Assassins, on the other hand, is about people using big, flashy, politicized, violence to get the attention they feel they're entitled to. No one had to reference Trump to get that point across. The only nod to Trump was a meaningful pause the balladeer made after singing "Every now and then the country goes a little wrong. Every now and then a madman's bound to come along." And so it became cathartic and escapist at once. It was nice to experience art that talked about and poked around a problem particular to the US, without screaming about it.
That said, I was disappointing when the child with the gun came out at the end and his gun went off by accident. That seemed...naive to me. I know that there are tons of accidents in our country involving children and firearms but, it's 2017. School shootings stopped being shocking, like, 15 years ago. If that kid's not carrying an assault rifle and aiming it directly into the crowd, what are we even doing?
In that vein, what really *got* me about the show was just how jaded our country is right now. I cried during the JFK sequence because I was trying so hard to imagine a life so innocent and wholesome that the president being killed could have THAT much of an impact on everyone in the nation. I'm not going to say I wasn't shocked or horrified or traumatized when 9/11 happened a mile away from me when I was 18. But people talk about JFK getting shot like it was the first time they'd ever learned about the existence of evil. By then I'd already lived through columbine and an election being stolen. I did not feel safe. Nor did I think our government was untouchable.

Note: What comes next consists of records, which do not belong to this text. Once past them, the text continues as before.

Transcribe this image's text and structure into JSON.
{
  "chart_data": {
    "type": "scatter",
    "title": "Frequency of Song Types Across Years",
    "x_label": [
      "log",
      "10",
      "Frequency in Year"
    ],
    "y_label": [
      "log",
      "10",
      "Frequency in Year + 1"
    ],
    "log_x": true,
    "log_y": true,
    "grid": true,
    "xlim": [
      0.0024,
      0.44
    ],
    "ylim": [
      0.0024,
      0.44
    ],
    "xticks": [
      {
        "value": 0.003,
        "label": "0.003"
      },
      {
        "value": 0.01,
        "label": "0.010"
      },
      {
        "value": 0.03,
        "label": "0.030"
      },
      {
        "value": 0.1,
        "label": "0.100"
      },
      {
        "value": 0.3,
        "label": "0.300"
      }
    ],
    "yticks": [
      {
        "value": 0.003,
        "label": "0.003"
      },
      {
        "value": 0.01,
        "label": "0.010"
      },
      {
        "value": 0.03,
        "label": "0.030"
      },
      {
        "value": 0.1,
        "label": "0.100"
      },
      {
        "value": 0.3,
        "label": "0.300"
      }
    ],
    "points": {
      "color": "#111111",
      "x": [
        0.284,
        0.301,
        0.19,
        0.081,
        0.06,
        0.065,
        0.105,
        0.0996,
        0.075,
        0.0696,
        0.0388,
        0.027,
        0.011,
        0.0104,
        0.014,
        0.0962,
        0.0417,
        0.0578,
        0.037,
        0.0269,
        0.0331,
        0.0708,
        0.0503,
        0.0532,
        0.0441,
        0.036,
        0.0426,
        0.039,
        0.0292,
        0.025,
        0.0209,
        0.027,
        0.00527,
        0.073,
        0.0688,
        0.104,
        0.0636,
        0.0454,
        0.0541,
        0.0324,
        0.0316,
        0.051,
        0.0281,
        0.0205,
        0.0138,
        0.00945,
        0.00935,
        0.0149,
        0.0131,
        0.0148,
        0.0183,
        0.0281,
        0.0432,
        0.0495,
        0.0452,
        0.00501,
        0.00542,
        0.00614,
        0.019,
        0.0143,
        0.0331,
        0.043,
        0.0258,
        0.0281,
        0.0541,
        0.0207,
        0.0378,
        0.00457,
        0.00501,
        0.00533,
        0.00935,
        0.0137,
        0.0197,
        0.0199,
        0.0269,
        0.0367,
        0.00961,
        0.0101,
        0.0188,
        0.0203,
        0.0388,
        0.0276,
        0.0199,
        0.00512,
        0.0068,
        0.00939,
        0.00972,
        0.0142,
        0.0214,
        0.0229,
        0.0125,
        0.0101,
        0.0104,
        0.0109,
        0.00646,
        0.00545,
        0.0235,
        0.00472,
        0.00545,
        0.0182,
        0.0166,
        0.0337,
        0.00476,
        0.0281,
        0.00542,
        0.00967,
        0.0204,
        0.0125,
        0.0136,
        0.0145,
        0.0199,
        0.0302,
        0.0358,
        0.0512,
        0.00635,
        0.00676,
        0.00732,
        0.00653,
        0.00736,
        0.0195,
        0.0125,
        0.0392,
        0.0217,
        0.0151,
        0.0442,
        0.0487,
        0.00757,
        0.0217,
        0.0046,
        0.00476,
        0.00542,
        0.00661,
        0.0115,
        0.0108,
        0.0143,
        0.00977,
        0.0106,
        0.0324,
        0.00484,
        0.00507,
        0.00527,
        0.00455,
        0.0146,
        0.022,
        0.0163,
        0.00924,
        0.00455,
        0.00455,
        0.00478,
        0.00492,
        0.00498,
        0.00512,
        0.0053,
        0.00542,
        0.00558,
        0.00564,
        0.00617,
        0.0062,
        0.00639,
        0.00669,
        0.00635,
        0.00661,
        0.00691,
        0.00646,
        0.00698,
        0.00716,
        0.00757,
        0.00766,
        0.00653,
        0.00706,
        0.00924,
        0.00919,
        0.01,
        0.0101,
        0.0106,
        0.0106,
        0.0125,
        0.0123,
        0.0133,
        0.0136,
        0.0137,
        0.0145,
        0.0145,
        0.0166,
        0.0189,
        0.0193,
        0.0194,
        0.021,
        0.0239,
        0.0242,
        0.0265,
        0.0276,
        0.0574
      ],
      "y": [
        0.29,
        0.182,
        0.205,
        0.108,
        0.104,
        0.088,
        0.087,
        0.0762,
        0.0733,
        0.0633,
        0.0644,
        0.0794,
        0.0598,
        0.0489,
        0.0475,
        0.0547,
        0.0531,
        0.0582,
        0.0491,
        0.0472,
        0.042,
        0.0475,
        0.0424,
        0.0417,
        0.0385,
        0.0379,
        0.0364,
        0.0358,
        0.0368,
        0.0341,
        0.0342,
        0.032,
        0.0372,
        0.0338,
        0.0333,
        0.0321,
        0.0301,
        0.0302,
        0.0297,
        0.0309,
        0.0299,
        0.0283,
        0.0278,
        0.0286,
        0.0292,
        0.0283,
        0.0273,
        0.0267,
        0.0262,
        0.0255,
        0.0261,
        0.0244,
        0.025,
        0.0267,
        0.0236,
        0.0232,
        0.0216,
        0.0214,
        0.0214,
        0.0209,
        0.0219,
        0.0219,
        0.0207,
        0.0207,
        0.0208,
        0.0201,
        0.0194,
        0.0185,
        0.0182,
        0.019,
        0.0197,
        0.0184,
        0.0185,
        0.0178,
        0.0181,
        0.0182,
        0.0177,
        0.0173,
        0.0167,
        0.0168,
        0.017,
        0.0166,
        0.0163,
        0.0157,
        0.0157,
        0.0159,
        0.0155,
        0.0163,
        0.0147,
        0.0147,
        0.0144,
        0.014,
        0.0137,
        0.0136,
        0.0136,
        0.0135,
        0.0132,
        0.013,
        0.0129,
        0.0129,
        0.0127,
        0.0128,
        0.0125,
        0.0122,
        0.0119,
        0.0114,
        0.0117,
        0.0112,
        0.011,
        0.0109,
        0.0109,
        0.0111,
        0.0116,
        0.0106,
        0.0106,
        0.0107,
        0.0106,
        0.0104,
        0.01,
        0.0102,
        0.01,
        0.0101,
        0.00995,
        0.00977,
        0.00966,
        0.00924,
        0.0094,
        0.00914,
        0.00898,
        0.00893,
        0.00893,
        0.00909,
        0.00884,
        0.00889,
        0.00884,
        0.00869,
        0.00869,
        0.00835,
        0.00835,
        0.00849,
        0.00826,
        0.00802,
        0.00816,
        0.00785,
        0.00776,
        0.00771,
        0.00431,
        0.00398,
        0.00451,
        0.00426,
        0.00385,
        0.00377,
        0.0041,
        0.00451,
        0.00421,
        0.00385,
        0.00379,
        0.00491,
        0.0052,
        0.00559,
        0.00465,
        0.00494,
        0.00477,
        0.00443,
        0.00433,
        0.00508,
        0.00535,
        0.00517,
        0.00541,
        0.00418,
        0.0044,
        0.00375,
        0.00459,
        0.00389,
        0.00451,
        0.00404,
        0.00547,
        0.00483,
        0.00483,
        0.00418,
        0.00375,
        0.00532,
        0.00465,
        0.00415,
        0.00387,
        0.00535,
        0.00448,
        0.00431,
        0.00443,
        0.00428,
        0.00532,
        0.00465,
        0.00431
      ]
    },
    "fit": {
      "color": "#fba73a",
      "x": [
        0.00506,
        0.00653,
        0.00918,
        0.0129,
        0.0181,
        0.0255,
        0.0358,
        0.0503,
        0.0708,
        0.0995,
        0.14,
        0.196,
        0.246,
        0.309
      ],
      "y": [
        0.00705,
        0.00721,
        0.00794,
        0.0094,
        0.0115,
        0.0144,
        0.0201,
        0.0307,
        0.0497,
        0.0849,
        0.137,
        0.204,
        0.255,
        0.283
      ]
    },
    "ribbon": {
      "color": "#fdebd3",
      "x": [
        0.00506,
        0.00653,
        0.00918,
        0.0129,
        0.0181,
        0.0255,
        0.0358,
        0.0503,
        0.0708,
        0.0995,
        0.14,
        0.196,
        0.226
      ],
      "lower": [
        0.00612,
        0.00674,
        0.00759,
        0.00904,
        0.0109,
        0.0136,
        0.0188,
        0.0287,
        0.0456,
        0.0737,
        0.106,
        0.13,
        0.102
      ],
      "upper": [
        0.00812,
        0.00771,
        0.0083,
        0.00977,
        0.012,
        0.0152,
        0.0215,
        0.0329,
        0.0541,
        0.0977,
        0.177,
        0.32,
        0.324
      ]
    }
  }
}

I'm so envious of people who got to live in a world where a president being shot could have THAT much of an effect on the cultural consciousness. Even at his most beloved, people kind of expected Obama to be assassinated (which may be an echo of JFK's effect on our consciousness, or just a recognition of the danger all black men live in, or both.) People are *still* making art about JFK's assassination. I doubt a Trump assassination would get more than a couple weeks of coverage.